On sait, en effet, que modifier ou réviser un Plan Local d’Urbanisme est un processus particulièrement long et complexe, et que les documents en vigueur sont le fruit d’un travail, et d’une négociation technique et politique de longue haleine.
Et le 1er Ministre de poursuivre : « chaque mètre carré compte et on va considérablement simplifier les procédures pour que ceux qui le souhaitent puissent construire un logement supplémentaire sur leur terrain ».
Autoriser les pétitionnaires à déroger à certaines des règles des PLU(i), dans le cas d’un projet de création d’un logement supplémentaire sur un terrain déjà bâti, est sans doute une voie à explorer, en particulier :
Faut-il mettre en place une telle dérogation à l’échelle nationale dans des territoires répondant à certains critères, ou permettre aux élus locaux volontaires de les mettre en place par une procédure simplifiée ? C’est un sujet qui mérite réflexion.

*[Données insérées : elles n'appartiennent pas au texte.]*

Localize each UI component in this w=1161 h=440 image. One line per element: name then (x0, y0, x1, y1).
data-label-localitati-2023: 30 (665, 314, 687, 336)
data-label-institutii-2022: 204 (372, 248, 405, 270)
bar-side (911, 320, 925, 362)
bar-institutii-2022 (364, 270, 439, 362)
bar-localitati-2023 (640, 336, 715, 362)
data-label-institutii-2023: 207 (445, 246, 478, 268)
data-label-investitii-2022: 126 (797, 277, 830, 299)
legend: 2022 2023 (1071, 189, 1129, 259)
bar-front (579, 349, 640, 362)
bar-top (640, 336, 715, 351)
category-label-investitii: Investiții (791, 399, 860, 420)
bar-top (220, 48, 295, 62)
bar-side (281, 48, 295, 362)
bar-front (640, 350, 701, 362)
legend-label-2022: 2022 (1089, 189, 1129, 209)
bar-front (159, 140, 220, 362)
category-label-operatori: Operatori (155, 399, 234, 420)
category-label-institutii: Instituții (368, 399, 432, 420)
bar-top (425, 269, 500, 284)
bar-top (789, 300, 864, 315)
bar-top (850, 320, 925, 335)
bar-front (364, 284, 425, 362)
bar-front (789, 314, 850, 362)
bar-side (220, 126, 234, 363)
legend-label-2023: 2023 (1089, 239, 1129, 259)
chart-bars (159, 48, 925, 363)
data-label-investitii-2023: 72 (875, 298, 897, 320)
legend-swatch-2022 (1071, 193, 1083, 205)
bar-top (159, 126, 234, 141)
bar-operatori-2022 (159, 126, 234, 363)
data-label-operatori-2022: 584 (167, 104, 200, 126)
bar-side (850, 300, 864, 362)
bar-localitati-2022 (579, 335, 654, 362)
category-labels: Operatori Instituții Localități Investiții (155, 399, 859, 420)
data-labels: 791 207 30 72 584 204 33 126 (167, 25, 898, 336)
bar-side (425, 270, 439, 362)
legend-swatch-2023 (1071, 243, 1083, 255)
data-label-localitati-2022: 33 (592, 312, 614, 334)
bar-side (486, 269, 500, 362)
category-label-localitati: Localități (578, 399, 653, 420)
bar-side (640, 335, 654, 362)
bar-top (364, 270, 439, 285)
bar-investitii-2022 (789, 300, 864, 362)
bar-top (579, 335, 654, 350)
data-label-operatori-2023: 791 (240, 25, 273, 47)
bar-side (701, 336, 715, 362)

Mais au-delà de l’assouplissement réglementaire, notre expérience et nos travaux de R&D nous montrent que l’accompagnement technique de la densification douce est un ingrédient essentiel pour en faire un outil à la fois significatif d’un point de vue quantitatif et satisfaisant d’un point de vue qualitatif.
En secteur détendu, comme dans les secteur tendu pour les projets complexes – et ils le sont tous dès que le terrain est petit – si le PLUi autorise les projets, c’est ensuite l’incapacité des porteurs de projet à se projeter, à concevoir et modéliser les options qui leur permettraient de mieux configurer leur lieu de vie, qui constitue le verrou suivant.
Les économistes Bernard Coloos et Bernard Vorms arrivent aux mêmes conclusions.